Ronald Strahan, Koske, Thomas J.
The term "winterize" when used in warm-season grass lawn care is simply stated as slow down growth and beef up plant levels of the nutrient potassium (K). This is an attempt to toughen plant tissues for the winter freezes much as you would add antifreeze to your car’s radiator.
Research has shown that higher levels of plant K enhance tolerance to a broad range of environmental stresses, including cold damage. Therefore, a good strategy is to maintain high levels of soil K throughout the growing season. When soil test levels of K have reached a high level, maintain that by applying about 2/3 part of K2O fertilizer for every one part of nitrogen (N) supplied. This is not an exact calculation but good rule of thumb. The third analysis number on the bag of fertilizer is the percent by weight of potassium K2O equivalent also called "potash."

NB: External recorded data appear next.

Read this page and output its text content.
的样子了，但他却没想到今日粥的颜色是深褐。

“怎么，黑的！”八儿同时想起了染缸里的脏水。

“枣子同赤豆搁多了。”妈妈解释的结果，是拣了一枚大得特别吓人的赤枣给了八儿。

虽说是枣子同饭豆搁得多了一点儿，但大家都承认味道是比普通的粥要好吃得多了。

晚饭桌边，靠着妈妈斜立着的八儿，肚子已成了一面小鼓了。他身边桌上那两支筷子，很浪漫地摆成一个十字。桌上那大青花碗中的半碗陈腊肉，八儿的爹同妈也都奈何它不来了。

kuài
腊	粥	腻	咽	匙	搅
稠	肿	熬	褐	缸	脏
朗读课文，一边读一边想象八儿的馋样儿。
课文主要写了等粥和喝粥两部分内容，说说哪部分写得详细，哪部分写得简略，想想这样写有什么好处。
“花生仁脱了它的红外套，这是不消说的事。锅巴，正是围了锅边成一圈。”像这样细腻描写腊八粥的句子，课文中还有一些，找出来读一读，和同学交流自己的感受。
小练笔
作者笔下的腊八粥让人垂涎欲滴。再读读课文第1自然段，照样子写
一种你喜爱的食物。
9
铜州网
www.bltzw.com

You can't just go by the term WINTERIZER on the fertilizer bag because many winterizer formulations sold in Louisiana are for cool-season grasses in the northern states. So, as usual, it's "buyer beware." An informed consumer will be looking for a southern type winterizer for theIr warm-season grasses to avoid the plant-softening effect of using a northern, high-N formulation.

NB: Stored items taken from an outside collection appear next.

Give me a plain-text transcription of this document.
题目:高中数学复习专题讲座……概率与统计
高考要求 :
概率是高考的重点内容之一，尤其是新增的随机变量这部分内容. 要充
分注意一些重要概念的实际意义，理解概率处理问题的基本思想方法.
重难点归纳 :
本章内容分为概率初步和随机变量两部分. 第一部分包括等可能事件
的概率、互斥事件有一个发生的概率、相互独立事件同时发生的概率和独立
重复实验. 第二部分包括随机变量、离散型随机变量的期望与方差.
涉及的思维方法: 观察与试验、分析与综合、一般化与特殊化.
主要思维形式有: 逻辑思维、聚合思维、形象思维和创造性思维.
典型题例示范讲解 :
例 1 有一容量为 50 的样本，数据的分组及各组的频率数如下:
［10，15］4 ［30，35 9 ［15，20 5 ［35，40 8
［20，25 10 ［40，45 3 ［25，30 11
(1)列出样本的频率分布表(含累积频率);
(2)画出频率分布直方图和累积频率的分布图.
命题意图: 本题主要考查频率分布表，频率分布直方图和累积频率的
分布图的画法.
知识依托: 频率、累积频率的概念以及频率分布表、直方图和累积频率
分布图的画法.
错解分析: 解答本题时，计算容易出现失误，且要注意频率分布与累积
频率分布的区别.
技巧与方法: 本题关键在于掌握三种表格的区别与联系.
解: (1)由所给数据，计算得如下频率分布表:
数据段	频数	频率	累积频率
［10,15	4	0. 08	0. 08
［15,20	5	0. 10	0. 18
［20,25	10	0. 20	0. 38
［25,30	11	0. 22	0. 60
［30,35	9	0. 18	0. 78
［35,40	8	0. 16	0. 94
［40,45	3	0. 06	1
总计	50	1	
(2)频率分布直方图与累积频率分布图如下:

Phosphorus (P), the middle number (as percent P2O5) on a fertilizer bag analysis, does not usually come into concern here as long as soil levels are not very low. Extra fall P would just promote winter weed seed germination. An exception is if you will be overseeding for winter color; then you may apply P for better ryegrass seedling development.
With adequate K available all season, special winterizing would be unnecessary, and the turf would be in the best shape to handle environmental and pest problems all season long. Just make sure your last application of N is lower (maybe half rate or less) when applied after late summer and before mid-fall. After mid-fall, do not apply N to a warm-season lawn.
One last warning -- too much of a good thing is often bad. Excessively high rate of K fertilizer may lead to foliage burn (salt burn) or can lead to competitive inhibition of other soil-nutrient uptake. This is especially known to affect magnesium (Mg) uptake, which can appear as a light green lawn color.